Жемчуга

22
18
20
22
24
26
28
30

Краска во фломастерах кончалась махом, карандаши тупились и ломались, бумага исчезала пачками.

Он рисовал мир.

И мир наполнялся людьми.

Он не мог позволить, чтобы у какого-то подлого Вовы была девочка и куча детей, а его Бры как дурак торчал под пальмой в одиночестве.

Первым делом он нарисовал множество друзей – чтоб уж было весело наверняка. Они были разными – по внешности и по характеру. Они любили болтать и играть (на-ка, Вова, утрись – поглядим еще, кто круче!).

И как только он их нарисовал, ему самому вдруг захотелось играть и бегать. Он вдруг вспомнил, что все это время вокруг него были дети. И чуть не завыл от досады – сколько времени потеряно зря!

От рисовал взрослых, совершенно разных – толстых, худых, смешных, веселых, растерянных, серьезных, строгих, похожих на знакомых и совершенно фантастичных – Продавщицу, Директора, Велосипедиста, Старичка, цирковых Акробатов, Супергероев, Ученых, Космонавта, Уборщицу, Балерину, Витязя на коне, Человека с лицом собаки, Человека с крыльями бабочки, Человека-звезду и Человека-ветра…

И как только он их нарисовал, сразу понял: ему хочется говорить, говорить без умолку, и задавать тысячу вопросов, и спорить… А еще узнать очень многое.

Толстый животик таял. Ватные ножки загорели и окрепли. Под глазом хвастливо разлился синяк. Родя жил.

И жил, наполняясь, радуясь, споря и ликуя, – его Мир.

Пухлые коробки с рисунками заполнили все место под кроватью.

4

Ее звали Ия Нариманидзе. Непривычно поворачивающее язык имя обещало гордую грузинскую красу, быстрые движения и жгучий взгляд, но если бы случился конкурс на самого непохожего на свое имя человека, то юная Ия, несомненно, отхватила бы первый приз.

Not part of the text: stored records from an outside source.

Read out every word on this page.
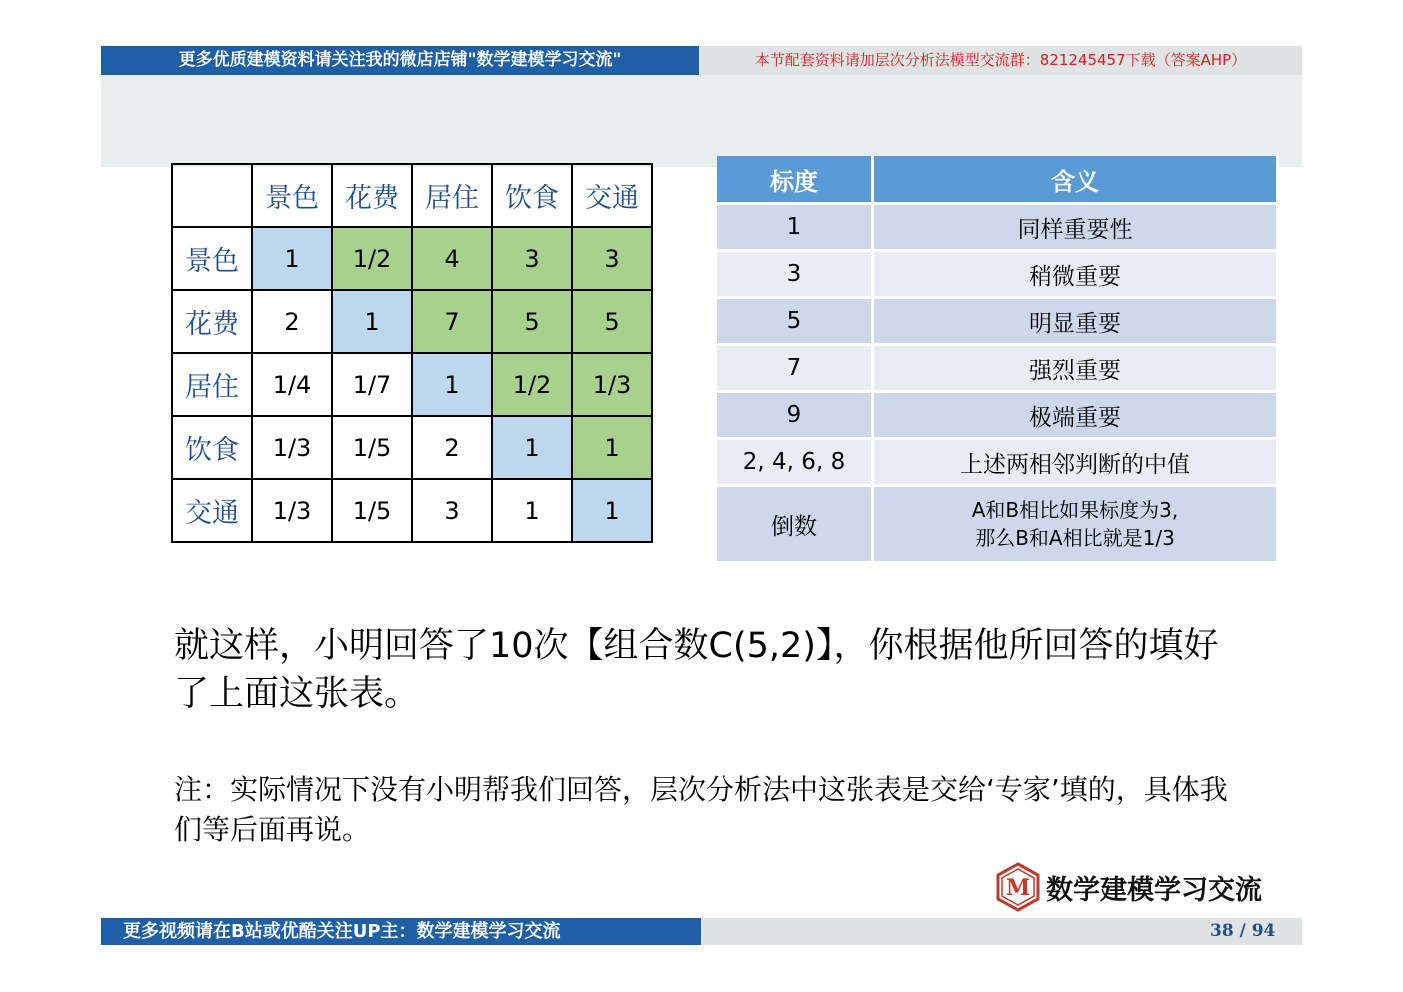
更多优质建模资料请关注我的微店店铺"数学建模学习交流"	本节配套资料请加层次分析法模型交流群：821245457下载（答案AHP）
	景色	花费	居住	饮食	交通
景色	1	1/2	4	3	3
花费	2	1	7	5	5
居住	1/4	1/7	1	1/2	1/3
饮食	1/3	1/5	2	1	1
交通	1/3	1/5	3	1	1
标度	含义
1	同样重要性
3	稍微重要
5	明显重要
7	强烈重要
9	极端重要
2, 4, 6, 8	上述两相邻判断的中值
倒数	A和B相比如果标度为3,
那么B和A相比就是1/3
就这样，小明回答了10次【组合数C(5,2)】，你根据他所回答的填好了上面这张表。
注：实际情况下没有小明帮我们回答，层次分析法中这张表是交给‘专家’填的，具体我们等后面再说。
M 数学建模学习交流
更多视频请在B站或优酷关注UP主：数学建模学习交流	38 / 94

Больше всего она походила на Кострому, которую настолько безыскусно связали из соломы, что и на костер не понесли, чтобы не позориться. Было в ней нечто соломенно-ломкое. Вытянутая, худая, нескладная, она имела такие костлявые руки и ноги, что, казалось, они побрякивали при беге. Тонкие, как паутина, светло-рыжие волосы прямыми прядками качались вокруг бледного лица.

Бледные лица – обычный удел рыжих, но тут Ие «повезло» больше всех: ее тонкая кожа совершенно не терпела солнца. Стоило заиграться и лишние полчаса провести на согретой апрелем улице, и на другой день она просыпалась с облупленным носом и шелушащимися щеками.

Ия горбилась за партой. У Ии были выпуклые блеклые глаза. Ия носила ужасную школьную форму на вырост и кошмарные ортопедические ботинки. Она часто падала, путаясь в своих тощих как палочки ногах. Зимой она болела ОРВИ и ангиной, а летом страдала от всевозможной аллергии.

Но, как часто случается в жизни, одни качества с лихвой компенсируют недостаток других. Ия не могла похвастаться красотой и крепким здоровьем. Зато она была умна и добра.

Эти два ее качества были словно сверкающие драгоценности среди человеческого моря. Ее ум не был кладезем эрудиции и храмом великомудрых суждений. То был необычный, редкий сорт человеческого ума, позволяющий сразу увидеть суть вещей и людей и принять единственно правильное решение. Ее доброта сделала бы ее полной дурочкой, если бы не эта редкостная черта. Ия будто бы жила среди людей, и жила весьма удобно и успешно, но в то же время она была и отдельно от всех – по правилам, понятным только ей.

И Родион не мог не почуять родственную душу. С неделю он угрюмо наблюдал, как она нелепо усаживается за парту и роняет всякие предметы, а потом нарисовал ее.

На бумаге росла трава и мелкие кудрявые цветочки. По их вершинкам легко шла девочка – легкая, не сутулая, с поднятым подбородком, с облачком тонких волос.